Sendero de Moyas: de los edificios al páramo caminando
Es posible explorar varios senderos ecológicos de los cerros orientales, los pulmones de Bogotá. Antójese, camine y conózcalos.
14.000 hectáreas de norte a sur, desde Usme hasta El Codito. Bosque altoandino, subpáramo y páramo. Nueve especies de frailejones, más de 199 especies de aves, más de 494 especies de flora nativa de las cuales 156 son endémicas, 35 tipos distintos de animales como: el tigrillo, la pava andina, cusumbos, zorros, conejos silvestres, borugos, ardillas.
Los cerros, los páramos, el agua.
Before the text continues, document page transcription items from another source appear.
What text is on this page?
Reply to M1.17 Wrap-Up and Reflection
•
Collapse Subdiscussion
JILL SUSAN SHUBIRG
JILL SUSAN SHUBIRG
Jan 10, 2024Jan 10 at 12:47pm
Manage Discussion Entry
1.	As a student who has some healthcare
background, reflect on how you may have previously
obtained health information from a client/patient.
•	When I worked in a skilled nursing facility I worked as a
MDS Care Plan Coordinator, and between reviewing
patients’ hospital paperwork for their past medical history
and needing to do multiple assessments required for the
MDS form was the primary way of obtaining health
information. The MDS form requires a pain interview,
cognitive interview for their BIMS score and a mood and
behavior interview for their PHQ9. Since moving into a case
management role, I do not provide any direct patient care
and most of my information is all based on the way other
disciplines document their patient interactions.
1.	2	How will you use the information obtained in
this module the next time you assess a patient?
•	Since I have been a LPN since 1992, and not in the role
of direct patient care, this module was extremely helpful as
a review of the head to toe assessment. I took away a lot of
Esas montañas que se ven desde todas partes son el sustento geológico de que Bogotá –qué paradoja en estos días– es la única capital tropical que tiene asegurada el agua. Los cerros que limpian el aire y que son el rostro y el cuerpo de esta ciudad caótica que gracias a ellos respira, descansa, matiza su frenesí, contaminación, sus ansias.
Como el 65% de los cerros orientales son privados y en muchas ocasiones carecen de un control y programas sostenibles para su protección, hablamos con Camilo Robledo, uno de los fundadores de Livehappy, startup que trabaja colaborativamente para visibilizar, crear conciencia sobre la importancia de los cerros y garantizar la protección de las montañas que circundan a los bogotanos.